The reaction to this was something that never happened before, and never happened again. People had agreed with this call-out on April. The crowd hadn’t… turned against her, precisely, but were adding their testimonies that weren’t precisely in her favour.

“Yeah, actually, you told me something different than you’d told someone else.’

I have a friend that’s trans and all this seems… exploitative?’

I remember that April was in rare form. That is– in lieu of an argument. I think Prosper, Koji’s father, had poisoned her in punishment for striking his son. So, she might have apologised like once, and then passed out and basically started dying for an hour. I remember JaK confronting me as I was having a glass of wine about the whole situation. “Aren’t you supposed to go and see if she’s alright?”

She always passes out and starts dying when she’s called out, I thought, remembering our arguments through text. Sometimes, she would ‘pass out’ and I’d tell her that I’d call 911 if she didn’t respond in ten minutes. She generally answered back in nine. She’ll be fine. “She’s not my responsibility. Also, I’m not for her punching your husband.”

As JaK huffed away, I felt actually giddy with this rare victory of mine. I assumed hellfire to rain down on me within a day, but it didn’t. We had possible a couple short months of peace.

You know, looking back, this may have been April’s very clumsy attempt to explore gender with a partner that had become increasingly dismissive. At the last email she’d ever sent me, she was referring herself as a girl. And hell, I apparently have… an arrogant way about me that I don’t intend. People don’t only want to prove me wrong or win the argument, they want to crush me.

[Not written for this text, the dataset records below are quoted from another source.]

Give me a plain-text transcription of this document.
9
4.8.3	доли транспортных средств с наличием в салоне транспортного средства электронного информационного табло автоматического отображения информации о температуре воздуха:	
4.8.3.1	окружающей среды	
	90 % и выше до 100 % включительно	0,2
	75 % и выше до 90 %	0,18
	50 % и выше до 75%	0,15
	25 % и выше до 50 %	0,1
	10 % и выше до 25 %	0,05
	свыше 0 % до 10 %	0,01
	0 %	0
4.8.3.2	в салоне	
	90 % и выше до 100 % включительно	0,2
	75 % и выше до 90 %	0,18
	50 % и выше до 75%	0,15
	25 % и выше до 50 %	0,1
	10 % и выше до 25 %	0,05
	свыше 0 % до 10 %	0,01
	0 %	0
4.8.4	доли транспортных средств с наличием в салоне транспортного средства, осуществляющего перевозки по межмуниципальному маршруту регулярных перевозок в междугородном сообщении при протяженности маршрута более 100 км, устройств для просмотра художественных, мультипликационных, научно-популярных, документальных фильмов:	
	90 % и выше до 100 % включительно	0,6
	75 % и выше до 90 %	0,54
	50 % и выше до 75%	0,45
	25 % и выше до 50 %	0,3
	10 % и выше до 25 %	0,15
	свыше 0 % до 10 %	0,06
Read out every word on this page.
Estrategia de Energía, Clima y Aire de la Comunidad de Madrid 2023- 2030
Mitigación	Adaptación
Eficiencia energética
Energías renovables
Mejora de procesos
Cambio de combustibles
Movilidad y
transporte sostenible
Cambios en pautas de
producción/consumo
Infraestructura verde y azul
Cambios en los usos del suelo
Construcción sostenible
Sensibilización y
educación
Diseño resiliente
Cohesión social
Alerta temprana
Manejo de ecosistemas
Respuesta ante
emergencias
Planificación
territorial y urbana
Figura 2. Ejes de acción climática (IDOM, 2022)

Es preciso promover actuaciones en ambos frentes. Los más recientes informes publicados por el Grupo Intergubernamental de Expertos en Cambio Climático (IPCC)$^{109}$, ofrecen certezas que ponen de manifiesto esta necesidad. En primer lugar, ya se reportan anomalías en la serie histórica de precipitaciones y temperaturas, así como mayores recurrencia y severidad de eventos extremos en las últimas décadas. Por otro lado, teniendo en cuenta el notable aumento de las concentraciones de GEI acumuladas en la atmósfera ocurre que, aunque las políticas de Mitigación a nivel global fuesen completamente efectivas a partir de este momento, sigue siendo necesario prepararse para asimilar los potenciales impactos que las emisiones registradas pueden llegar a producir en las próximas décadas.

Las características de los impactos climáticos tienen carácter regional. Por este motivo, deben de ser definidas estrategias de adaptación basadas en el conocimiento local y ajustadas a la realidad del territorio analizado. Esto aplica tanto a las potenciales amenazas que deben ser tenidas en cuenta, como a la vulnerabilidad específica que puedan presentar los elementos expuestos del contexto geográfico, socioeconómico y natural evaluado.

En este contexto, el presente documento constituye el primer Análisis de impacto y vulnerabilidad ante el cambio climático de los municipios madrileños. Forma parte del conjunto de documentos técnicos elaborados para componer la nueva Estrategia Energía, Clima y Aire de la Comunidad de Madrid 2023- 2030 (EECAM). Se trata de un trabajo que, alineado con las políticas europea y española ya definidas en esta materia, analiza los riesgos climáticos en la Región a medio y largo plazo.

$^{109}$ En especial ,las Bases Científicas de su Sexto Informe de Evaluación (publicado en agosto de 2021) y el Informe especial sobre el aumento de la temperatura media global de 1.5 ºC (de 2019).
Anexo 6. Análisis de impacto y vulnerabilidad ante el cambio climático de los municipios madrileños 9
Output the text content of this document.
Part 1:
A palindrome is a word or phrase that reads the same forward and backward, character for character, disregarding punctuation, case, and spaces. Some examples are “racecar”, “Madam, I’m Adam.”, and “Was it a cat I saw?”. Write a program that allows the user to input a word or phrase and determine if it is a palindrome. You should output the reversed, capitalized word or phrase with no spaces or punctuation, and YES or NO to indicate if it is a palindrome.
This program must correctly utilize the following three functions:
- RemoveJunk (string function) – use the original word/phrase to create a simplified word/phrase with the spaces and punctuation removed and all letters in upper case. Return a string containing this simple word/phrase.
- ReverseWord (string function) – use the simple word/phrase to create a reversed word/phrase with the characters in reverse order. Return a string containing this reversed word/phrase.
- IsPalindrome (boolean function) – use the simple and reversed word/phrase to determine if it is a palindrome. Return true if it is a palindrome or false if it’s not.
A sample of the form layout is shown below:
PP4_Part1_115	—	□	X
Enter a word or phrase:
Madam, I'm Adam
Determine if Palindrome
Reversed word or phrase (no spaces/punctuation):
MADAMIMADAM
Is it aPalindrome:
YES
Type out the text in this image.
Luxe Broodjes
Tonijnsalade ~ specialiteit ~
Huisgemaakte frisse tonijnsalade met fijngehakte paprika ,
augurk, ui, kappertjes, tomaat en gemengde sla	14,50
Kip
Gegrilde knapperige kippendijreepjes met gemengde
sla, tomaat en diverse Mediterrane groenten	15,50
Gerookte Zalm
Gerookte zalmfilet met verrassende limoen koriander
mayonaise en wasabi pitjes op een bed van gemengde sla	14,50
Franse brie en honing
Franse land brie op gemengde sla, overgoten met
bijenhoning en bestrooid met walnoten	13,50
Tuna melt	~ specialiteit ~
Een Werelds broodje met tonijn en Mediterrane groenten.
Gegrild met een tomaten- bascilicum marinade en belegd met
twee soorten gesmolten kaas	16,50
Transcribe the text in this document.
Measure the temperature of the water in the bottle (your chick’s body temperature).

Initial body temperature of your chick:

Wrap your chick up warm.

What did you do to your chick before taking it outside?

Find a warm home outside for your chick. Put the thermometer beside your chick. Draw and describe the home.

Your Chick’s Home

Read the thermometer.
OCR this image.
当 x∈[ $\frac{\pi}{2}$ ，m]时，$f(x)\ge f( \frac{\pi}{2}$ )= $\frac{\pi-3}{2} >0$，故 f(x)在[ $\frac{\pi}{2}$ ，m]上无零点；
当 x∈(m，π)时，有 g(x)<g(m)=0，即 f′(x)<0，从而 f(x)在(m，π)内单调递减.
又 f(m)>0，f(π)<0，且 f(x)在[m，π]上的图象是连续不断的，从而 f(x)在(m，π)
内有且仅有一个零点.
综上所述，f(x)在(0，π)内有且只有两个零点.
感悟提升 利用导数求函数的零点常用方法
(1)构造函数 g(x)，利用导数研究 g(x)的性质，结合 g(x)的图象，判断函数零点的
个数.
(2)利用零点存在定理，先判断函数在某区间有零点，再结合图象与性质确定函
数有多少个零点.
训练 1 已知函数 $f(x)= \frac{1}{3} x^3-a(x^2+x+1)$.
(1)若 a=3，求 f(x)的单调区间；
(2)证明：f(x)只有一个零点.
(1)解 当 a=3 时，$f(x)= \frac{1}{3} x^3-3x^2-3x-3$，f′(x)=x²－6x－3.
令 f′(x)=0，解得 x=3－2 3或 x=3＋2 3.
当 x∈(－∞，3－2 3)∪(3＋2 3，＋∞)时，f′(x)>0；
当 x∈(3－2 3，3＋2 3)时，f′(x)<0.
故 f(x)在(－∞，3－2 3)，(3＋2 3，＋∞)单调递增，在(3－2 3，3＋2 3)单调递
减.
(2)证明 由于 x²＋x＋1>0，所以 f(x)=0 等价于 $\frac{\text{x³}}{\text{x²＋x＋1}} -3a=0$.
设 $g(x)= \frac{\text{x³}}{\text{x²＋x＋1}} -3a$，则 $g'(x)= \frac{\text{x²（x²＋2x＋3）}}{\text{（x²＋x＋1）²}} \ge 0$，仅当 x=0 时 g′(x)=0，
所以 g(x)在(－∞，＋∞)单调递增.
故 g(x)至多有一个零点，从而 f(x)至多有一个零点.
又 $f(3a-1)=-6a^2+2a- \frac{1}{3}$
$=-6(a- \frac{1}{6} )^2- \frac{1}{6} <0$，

I’m every bit as repentant as the next bloke who’d made a mistake, but there’s something about me that makes people want to wreak vengeance down upon me as if trying to assure I may never have a speculation of my own again again. Is it because I do not cry? Is it because my responses seem dry and pretentious?

Because make no mistake, when I anger or hurt someone, my usual response is this:

The Office Relevance | The Photographist

But even so, it was one battle that seemed won. I didn’t know then what it would cost me.